Couple of years back, an Aircraft manufacturer's fleet was grounded1 by regulators around the globe. Cause? Alleged manufacturing defects and insufficient testing that led to the failure of a new type of battery. The incident highlighted that unchecked outsourcing also carries risks. Can businesses afford these risks in highly competitive times? Probably not. So what is the way forward?
With the IoT taking every industry by storm, manufacturing is no exception. M2M data - collected and analyzed - can help manufacturers assure quality of their products as well as predict and prevent failures. Data analytics can help manufacturers shape the quality curve at three points - component manufacture, assembly (using in-house factory data) and shipped product (using M2M data).
There can be any number of causes for a dysfunctional product at the point of use - be it poor shipping or installation quality, unsuitable product usage, bad weather etc. While traditionally manufacturers took a reactive approach to quality issues that happened after shipping, customers now expect them to be proactively involved in addressing these problems. This is where sensor data can prove to be a savior. However, analyzing this data and converting it to meaningful, actionable, real time insight still remains a challenge for most manufacturers.
Let's break this challenge in to two parts. First, do manufacturers have the capability to extract and separate useful signals and data from the vast quantities that are collected? And second, do they have the capability to create data structures that can meet new challenges and questions asked of the data collected?
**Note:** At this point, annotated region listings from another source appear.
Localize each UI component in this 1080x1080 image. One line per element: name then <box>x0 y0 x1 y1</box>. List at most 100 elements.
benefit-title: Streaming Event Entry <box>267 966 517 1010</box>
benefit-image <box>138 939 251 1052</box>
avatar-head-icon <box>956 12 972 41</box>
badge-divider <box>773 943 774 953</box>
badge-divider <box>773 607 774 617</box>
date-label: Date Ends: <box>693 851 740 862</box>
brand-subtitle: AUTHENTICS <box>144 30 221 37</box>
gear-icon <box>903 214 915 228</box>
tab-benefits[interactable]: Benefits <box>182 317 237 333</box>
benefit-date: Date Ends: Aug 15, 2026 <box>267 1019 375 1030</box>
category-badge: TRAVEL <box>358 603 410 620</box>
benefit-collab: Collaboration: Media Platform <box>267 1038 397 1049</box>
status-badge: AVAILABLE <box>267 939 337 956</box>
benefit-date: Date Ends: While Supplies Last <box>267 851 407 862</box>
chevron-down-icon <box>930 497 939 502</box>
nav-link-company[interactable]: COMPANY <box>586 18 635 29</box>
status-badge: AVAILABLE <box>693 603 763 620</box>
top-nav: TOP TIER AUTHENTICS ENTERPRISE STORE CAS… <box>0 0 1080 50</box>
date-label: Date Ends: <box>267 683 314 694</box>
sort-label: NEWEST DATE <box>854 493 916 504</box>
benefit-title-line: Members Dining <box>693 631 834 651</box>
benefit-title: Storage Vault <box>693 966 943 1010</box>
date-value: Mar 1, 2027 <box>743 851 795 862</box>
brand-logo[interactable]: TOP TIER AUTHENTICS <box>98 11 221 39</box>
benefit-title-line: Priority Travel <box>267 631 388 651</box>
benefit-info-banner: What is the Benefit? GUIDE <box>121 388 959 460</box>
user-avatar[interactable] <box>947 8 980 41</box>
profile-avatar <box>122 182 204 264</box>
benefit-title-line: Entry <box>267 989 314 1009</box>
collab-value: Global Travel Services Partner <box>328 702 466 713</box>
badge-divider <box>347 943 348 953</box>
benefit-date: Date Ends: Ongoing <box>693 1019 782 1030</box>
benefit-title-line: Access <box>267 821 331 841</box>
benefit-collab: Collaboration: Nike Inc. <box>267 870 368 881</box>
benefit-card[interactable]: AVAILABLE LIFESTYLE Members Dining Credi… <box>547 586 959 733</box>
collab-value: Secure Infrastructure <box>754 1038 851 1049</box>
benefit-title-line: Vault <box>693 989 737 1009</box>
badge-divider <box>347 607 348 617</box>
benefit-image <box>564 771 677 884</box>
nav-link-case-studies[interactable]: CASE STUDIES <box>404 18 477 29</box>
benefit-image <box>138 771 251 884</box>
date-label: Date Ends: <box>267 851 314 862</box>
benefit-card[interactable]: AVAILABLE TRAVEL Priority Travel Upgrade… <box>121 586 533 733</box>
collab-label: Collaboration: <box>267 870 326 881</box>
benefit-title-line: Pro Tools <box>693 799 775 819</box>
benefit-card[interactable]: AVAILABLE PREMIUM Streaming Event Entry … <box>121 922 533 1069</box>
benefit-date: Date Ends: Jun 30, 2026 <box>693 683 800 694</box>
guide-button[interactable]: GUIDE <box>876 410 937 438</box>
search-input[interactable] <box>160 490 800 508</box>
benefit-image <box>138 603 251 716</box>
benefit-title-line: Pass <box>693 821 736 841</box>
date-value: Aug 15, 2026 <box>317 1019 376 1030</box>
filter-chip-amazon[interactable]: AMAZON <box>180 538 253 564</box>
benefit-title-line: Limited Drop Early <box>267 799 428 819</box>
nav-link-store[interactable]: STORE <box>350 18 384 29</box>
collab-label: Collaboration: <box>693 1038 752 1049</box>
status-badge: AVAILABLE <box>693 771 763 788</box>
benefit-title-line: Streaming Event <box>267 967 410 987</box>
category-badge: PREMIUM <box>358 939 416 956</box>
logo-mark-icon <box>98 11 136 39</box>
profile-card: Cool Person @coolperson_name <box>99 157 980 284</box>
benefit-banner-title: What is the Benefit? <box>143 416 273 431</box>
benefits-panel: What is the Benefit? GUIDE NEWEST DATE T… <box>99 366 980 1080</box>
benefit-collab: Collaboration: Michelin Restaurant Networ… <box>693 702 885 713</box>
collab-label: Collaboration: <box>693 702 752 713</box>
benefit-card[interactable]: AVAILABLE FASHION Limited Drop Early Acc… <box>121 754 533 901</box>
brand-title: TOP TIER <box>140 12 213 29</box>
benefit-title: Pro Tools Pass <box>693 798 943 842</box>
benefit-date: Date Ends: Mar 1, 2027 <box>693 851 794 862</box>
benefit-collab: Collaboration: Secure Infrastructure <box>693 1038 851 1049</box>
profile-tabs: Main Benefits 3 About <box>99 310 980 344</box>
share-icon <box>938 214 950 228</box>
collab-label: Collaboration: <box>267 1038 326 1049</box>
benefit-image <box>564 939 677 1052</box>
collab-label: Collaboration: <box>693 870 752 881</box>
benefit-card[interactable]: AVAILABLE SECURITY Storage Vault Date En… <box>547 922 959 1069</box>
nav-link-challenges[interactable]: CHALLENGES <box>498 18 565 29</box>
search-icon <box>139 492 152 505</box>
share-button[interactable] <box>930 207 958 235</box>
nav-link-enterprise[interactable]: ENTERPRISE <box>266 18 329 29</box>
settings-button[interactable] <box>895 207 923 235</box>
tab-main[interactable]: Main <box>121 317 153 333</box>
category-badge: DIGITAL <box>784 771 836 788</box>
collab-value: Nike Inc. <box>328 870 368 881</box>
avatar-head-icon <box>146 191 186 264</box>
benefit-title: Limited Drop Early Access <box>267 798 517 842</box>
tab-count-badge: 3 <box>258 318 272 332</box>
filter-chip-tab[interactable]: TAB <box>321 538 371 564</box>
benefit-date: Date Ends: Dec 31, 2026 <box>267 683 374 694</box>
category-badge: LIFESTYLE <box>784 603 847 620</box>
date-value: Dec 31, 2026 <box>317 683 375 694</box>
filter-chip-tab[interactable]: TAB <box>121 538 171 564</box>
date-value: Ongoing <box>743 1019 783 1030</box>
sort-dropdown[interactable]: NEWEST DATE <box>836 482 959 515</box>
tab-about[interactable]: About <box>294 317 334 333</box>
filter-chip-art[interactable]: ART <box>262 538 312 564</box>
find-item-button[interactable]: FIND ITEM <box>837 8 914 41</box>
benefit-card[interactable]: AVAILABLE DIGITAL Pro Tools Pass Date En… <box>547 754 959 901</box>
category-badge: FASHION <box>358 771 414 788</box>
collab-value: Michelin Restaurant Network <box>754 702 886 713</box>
To address these issues, manufacturers need to clearly define the following:
- Is all data that's being captured relevant? Or is there a need of smart filters at the point of capture?
- How do we determine the key metrics so we know what data to capture and transform to the right level of granularity?
- Js our data platform reliable enough to analyze data in motion? Can it work in real time?
- Is our architecture future proof? Can it assimilate newer formats as device usage changes?
It's time that manufacturers apply themselves to find answers to these questions or risk falling behind in the quality assurance race. Billions of things will be connected to the Internet by 2020 (estimates vary from 4.9bn to 75bn). By preparing to take advantage of M2M data now, manufacturers can be prepared for the eventuality when something as large as a plane or as small as a heater is connected.